Sliver House – London
Located between two terraced houses in London is something you probably wouldn’t expect to see: a skinny family home. Sitting on a site that is less than three metres wide at the front, the Sliver House expands at the back, but the shape of the block is strange and the ground uneven. Architects dealt with this by sinking the lower floor and building up four stories. They reconsidered the traditional shape of a house and ended up with something magical.
Lucky Drops – Tokyo
Lucky Drops, located in space-starved Tokyo, is one of the few skinny houses on this list that doesn’t look like a house. Instead, this ‘micro-home’ has a distinctive lantern feel to it. With translucent walls to provide the maximum amount of life, this thin house has three stories and 60 metres of living space.
Feuding Brothers House – Boston
This skinny house came into being when two brothers were left a parcel of land from their father’s estate during Colonial times. While one brother was away during the war, the other built a large house on the property, using up most of the available space. To get back at his brother, the other brother built a skinny house on the remaining land, which was at the front of the plot. The four-story house managed to block his brother’s view of the harbour! The great thing about this skinny house is that you can stay there yourself!
The Hollensbury Spite House – Alexandria
Another spite skinny house, the Hollensbury Spite House, was constructed in 1930. It came into being when the owner of a house next to an alleyway became incensed that people were always walking in the alley and disturbing his peace. So, he decided to build a home in the space. His spite house is just seven feet wide and 25 feet deep and is two stories. Someone else owns the property now, and it’s used as a vacation house.

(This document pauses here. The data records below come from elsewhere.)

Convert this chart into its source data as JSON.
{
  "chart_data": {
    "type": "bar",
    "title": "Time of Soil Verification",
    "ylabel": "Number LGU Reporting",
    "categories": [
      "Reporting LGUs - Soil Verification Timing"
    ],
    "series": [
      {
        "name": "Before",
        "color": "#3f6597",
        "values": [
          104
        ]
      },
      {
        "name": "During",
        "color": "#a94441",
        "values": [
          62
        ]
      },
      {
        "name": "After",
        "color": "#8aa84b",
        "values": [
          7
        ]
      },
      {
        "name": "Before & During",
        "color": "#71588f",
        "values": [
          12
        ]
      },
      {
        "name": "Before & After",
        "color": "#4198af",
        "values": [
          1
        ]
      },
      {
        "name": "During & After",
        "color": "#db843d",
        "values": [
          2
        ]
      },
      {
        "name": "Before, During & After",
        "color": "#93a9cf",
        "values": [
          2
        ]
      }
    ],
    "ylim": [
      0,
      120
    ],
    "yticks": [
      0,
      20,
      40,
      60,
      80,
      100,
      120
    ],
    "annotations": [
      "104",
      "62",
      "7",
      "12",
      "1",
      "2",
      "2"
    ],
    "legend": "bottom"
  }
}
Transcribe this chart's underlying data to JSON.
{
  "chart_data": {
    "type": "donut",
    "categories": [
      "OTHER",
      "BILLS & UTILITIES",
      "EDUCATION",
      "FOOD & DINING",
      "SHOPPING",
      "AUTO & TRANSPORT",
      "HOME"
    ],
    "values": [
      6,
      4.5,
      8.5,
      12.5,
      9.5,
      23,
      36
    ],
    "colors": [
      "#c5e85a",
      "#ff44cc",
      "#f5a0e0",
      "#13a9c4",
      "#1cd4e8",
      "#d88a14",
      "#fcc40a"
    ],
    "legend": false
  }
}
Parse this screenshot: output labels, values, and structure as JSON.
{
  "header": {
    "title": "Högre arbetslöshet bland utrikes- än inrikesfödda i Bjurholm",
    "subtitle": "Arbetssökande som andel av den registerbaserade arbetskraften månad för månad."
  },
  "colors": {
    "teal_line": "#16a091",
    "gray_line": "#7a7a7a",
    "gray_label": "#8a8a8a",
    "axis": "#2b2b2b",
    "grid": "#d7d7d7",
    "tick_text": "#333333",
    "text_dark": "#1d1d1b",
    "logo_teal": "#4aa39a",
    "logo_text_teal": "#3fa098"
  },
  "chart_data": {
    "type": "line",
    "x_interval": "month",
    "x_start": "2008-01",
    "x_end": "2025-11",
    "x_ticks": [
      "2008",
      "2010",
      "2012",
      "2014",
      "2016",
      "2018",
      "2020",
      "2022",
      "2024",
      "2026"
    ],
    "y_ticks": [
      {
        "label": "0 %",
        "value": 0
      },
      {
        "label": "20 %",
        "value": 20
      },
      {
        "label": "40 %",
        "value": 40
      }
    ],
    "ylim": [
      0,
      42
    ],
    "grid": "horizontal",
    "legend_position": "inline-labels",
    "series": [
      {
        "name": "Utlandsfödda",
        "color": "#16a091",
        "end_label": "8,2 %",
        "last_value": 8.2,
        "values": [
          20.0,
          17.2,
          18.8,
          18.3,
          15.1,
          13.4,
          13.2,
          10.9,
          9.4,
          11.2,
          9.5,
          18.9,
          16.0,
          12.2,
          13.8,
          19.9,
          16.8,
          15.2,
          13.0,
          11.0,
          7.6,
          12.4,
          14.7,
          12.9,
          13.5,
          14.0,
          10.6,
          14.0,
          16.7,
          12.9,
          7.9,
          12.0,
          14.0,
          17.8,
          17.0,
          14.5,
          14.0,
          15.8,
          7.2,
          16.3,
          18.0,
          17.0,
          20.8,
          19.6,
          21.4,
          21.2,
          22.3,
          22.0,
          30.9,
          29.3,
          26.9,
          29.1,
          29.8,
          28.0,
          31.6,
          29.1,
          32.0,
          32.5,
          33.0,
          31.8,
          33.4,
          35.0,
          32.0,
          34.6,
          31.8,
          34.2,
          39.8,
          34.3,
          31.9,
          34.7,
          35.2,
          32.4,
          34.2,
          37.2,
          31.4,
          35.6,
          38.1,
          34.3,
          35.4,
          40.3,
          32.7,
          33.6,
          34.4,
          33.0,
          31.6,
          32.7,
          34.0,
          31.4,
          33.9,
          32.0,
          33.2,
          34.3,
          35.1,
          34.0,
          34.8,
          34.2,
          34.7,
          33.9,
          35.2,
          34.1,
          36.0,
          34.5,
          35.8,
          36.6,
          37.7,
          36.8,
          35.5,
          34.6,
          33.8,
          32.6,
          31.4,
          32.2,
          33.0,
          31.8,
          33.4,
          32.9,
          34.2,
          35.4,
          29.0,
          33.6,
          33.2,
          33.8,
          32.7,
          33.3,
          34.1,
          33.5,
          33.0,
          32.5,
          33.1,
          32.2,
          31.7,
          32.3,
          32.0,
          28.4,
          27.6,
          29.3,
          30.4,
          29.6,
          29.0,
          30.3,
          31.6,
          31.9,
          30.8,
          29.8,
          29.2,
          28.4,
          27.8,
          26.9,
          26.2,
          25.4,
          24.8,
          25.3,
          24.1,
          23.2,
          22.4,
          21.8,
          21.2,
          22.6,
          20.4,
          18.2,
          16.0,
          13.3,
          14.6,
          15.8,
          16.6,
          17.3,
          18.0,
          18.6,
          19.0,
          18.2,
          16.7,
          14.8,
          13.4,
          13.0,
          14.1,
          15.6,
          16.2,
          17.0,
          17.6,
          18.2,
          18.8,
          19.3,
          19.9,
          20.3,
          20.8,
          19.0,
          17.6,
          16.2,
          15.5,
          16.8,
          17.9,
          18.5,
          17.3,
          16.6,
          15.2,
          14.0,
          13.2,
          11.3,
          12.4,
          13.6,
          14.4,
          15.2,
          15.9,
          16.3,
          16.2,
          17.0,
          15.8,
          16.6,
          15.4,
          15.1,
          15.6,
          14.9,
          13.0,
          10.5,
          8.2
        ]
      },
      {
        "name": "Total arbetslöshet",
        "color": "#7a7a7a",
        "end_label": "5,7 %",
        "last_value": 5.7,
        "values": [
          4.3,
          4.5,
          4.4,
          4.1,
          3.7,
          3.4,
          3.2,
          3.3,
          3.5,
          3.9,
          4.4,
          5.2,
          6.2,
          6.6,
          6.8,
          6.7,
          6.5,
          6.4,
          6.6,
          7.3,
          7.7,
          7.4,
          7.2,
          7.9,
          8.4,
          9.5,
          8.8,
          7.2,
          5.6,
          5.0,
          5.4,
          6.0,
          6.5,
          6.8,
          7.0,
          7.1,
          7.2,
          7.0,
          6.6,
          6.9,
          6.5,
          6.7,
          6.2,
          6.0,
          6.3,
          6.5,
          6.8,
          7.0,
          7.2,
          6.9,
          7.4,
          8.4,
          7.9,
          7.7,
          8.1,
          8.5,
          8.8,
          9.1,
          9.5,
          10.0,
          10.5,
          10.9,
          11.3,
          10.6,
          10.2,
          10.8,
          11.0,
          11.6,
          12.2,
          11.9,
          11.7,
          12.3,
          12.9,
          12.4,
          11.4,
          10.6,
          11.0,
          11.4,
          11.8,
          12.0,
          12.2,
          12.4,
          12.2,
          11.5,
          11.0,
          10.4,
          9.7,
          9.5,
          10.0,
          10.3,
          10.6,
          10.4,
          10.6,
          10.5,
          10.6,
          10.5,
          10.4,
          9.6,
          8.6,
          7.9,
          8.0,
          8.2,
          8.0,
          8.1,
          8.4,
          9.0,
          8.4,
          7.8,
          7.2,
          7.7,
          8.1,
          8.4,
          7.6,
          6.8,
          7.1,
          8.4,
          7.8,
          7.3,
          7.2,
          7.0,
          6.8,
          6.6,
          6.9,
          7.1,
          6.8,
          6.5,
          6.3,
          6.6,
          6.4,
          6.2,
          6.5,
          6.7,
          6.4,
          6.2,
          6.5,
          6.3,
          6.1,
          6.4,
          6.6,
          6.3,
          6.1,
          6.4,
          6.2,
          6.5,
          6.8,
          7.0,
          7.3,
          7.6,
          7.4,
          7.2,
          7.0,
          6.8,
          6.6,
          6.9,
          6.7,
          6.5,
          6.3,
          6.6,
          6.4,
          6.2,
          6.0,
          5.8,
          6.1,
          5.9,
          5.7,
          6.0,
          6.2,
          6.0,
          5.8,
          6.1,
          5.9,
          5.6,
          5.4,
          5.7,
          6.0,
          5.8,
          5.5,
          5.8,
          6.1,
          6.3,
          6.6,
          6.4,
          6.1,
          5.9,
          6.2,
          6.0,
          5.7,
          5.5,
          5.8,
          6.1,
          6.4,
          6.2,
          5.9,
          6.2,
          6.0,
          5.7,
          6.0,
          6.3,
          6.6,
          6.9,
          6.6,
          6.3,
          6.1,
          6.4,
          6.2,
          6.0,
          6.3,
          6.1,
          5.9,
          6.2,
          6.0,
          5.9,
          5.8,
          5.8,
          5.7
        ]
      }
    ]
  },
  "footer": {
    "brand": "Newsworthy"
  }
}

A Kindness House – Mamaroneck
With so many spite houses out there, it’s nice to know there are some kindness houses too. One of these is a house in Mamaroneck, in the state of New York. This house was built in 1932 by Nathan Seely, an African-American carpenter who went bankrupt and lost his home in the Great Depression. His neighbour, feeling his plight, gifted to him a sliver of land to build a new house on. Seely did just that and using mostly reclaimed materials built a home that stands to this day.
Singel 166 – Amsterdam
Known as the Narrowest House in Amsterdam, the front of the Singel 166 residence is just 6 feet, or 1.8 metres, wide. What’s so interesting about the Singel 166 house is that the three-storey building is a private residence. Yes, somebody lives there!
La Casa Estrecha – San Juan
La Casa Estrecha, literally The Narrow House, is a skinny abode located in the Old Town area of San Juan in Puerto Rico. This bright yellow house sits sandwiched in a colourful street in a space that was once an alley. Measuring just 5 feet wide (that’s 1.5 metres) and around 11 metres deep (36 feet) this is one house where there literally isn’t room to move! The house was once a residence and is now being developed into an art gallery.
The Keret House – Warsaw
After much searching, it seems to us that this is indeed the skinniest house in the world. Located in Poland, the Keret House was constructed to draw attention to the lack of available housing in the region. The house measures 72 centimeters and 122 centimeters, and although it was originally considered an art installation, it is now serving as accommodation for travelling writers and artists.